Cars are already being programmed to parallel park, sense slippery road conditions and alert drivers to impending collisions. Soon they’ll be helping diabetics monitor their blood glucose levels, detect unhealthy air conditions and offer wellness advice.
That’s the plan from the Ford Motor Company, which is working with healthcare companies WellDoc, Medtronic and SDI Health to include health and wellness in-car connectivity solutions on the Ford SYNC platform. The platform makes use of AppLink to allow drivers to access smartphone apps by voice control.
With studies showing that Americans spend more than 500 million “commuter hours” per week in their automobiles, the concept of providing access to information while they’re driving or stuck in traffic is certainly attractive.
“Ford SYNC is well known in the industry and with consumers as a successful in-car infotainment system, but we want to broaden the paradigm, transforming SYNC into a tool that can improve people’s lives as well as the driving experience,” said Paul Mascarenas, chief technology and vice president of Ford Research and Innovation.
In a May 18 announcement, Ford is joining with WellDoc, a Baltimore-based developer of chronic disease management solutions, to integrate WellDoc’s DiabetesManager System in the SYNC platform to help people with type 2 diabetes manage their disease while in their car. The integration is designed to allow diabetics to enter data such as medications, exercise and diet information through speech-to-text interaction while in their vehicle, then gain access to WellDoc’s clinical decision support tools.
“WellDoc was founded on the concept of helping people manage their chronic disease with the help of everyday personal tools that are easy to use and accessible on a regular basis,” said Anand K. Lyer, WellDoc’s president and chief operating officer. “People with diabetes must adhere to a strict regimen to manage their disease. Through our research with Ford, we’ve created a unique in-vehicle environment that supports those with diabetes so they can be continuously connected to the tools that help them maintain their daily routines without interruption.”
K. Venkatesh Prasad, group and technical leader for Ford’s Infotronics Research & Innovation team, said WellDoc approached the carmaker about three years ago with a chronic disease management plan for the company’s employees. Aside from referring WellDoc to Ford’s Human Resources department, he said Ford’s “SCI Lab” researchers suggested embedding WellDoc tools in the SYNC platform.

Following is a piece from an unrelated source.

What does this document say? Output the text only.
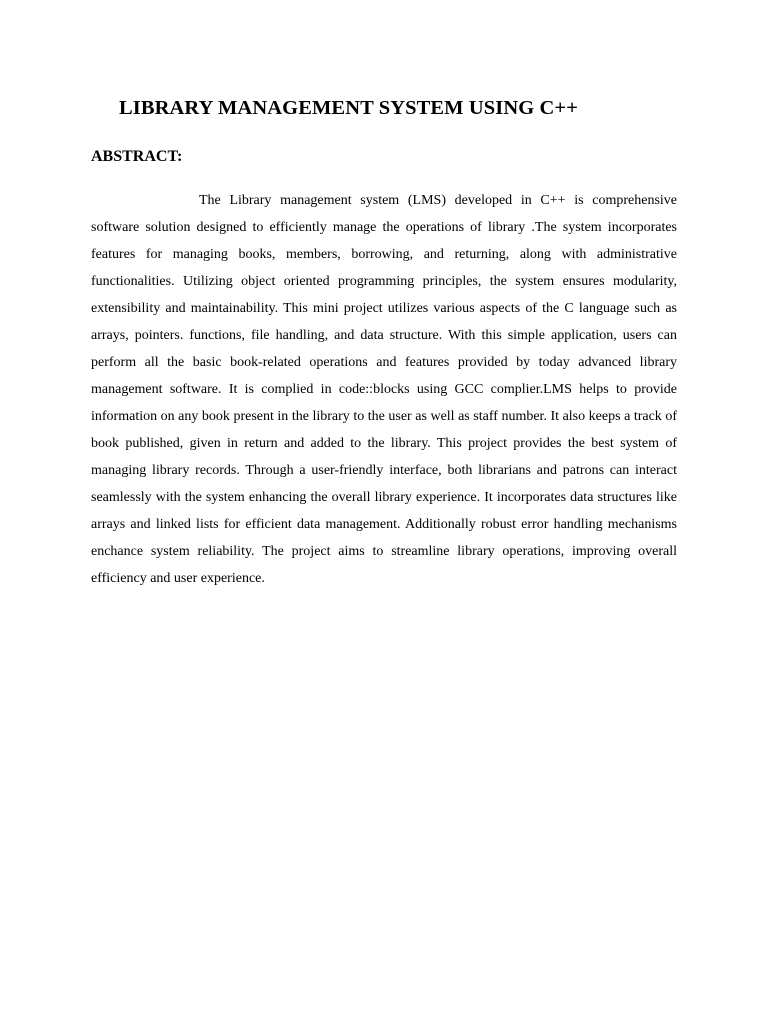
LIBRARY MANAGEMENT SYSTEM USING C++
ABSTRACT:

The Library management system (LMS) developed in C++ is comprehensive software solution designed to efficiently manage the operations of library .The system incorporates features for managing books, members, borrowing, and returning, along with administrative functionalities. Utilizing object oriented programming principles, the system ensures modularity, extensibility and maintainability. This mini project utilizes various aspects of the C language such as arrays, pointers. functions, file handling, and data structure. With this simple application, users can perform all the basic book-related operations and features provided by today advanced library management software. It is complied in code::blocks using GCC complier.LMS helps to provide information on any book present in the library to the user as well as staff number. It also keeps a track of book published, given in return and added to the library. This project provides the best system of managing library records. Through a user-friendly interface, both librarians and patrons can interact seamlessly with the system enhancing the overall library experience. It incorporates data structures like arrays and linked lists for efficient data management. Additionally robust error handling mechanisms enchance system reliability. The project aims to streamline library operations, improving overall efficiency and user experience.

“WellDoc came to us with a 0-mile-per-hour discussion and left with a 70-mile-per-hour option,” he said.
Ford is also working with Minneapolis-based medical device maker Medtronic to develop a prototype glucose monitoring system for the car, allowing the SYNC platform to connect via Bluetooth to a Medtronic device to continuously monitor a diabetic driver’s blood glucose levels. Since diabetics suffer disorientation and mood swings and can even lapse into a coma if their blood glucose levels are too high or low, a continuous monitoring solution offers an important driving tool and could be a life-saver.
Also, Ford is working with Plymouth Meeting, Pa.-based SDI Health and www.pollen.com to enable access through SYNC to a smartphone Allergy Alert app, giving users voice-controlled access to location-based day-to-day index levels for pollen and ultraviolet sensitivity.
“Our developers initially created the iPhone app to provide users with greater access to the information they’ve come to rely on from pollen.com,” said Jody Fisher. SDI’s vice president of marketing. “Having instant, portable access to their conditions helps users plan their day or week ahead so they can remain active, which ultimately improves their quality of life.”
Prasad said Ford officials have worked hard to counter concerns that health and wellness apps would distract drivers.
“It’s like a highly targeted radio station,” he said, “not like dialing out with your phone. (The system uses) voice activated controls to access cloud-based services.”
“It’s a scenic detour that you take with wellness in mind,” he added.
“Ford’s approach to health and wellness in the vehicle is not about trying to take on the role of a healthcare or medical provider. We’re a car company,” added Gary Strumolo, Ford’s global manager of Interiors, Infotainment, Health & Wellness Research. “Our goal is not to interpret the data offered by the experts, but to work with them to develop intelligent ways for Ford vehicles using the power of SYNC – in essence, creating a secondary alert system and alternate outlet for real-time patient coaching services, if you will.”
Prasad said Ford researchers are looking into other health and wellness tools as well, including apps that would help drivers find the nearest medical provider or pharmacy or choose a restaurant and make appropriate diet decisions. In addition, Ford and the Massachusetts Institute of Technology have been studying how technology could be used to reduce driver stress and improve driving performance.
“Health and wellness provides a tremendous opportunity for Ford to provide peace of mind and a personal benefit to drivers and passengers while they are in our vehicles,” said Strumolo. “As more and more devices and technologies lend themselves to such connectivity in the car, it is our responsibility, our philosophy, to examine those possibilities and open our doors to industry relationships that can help us do it intelligently, efficiently and economically.”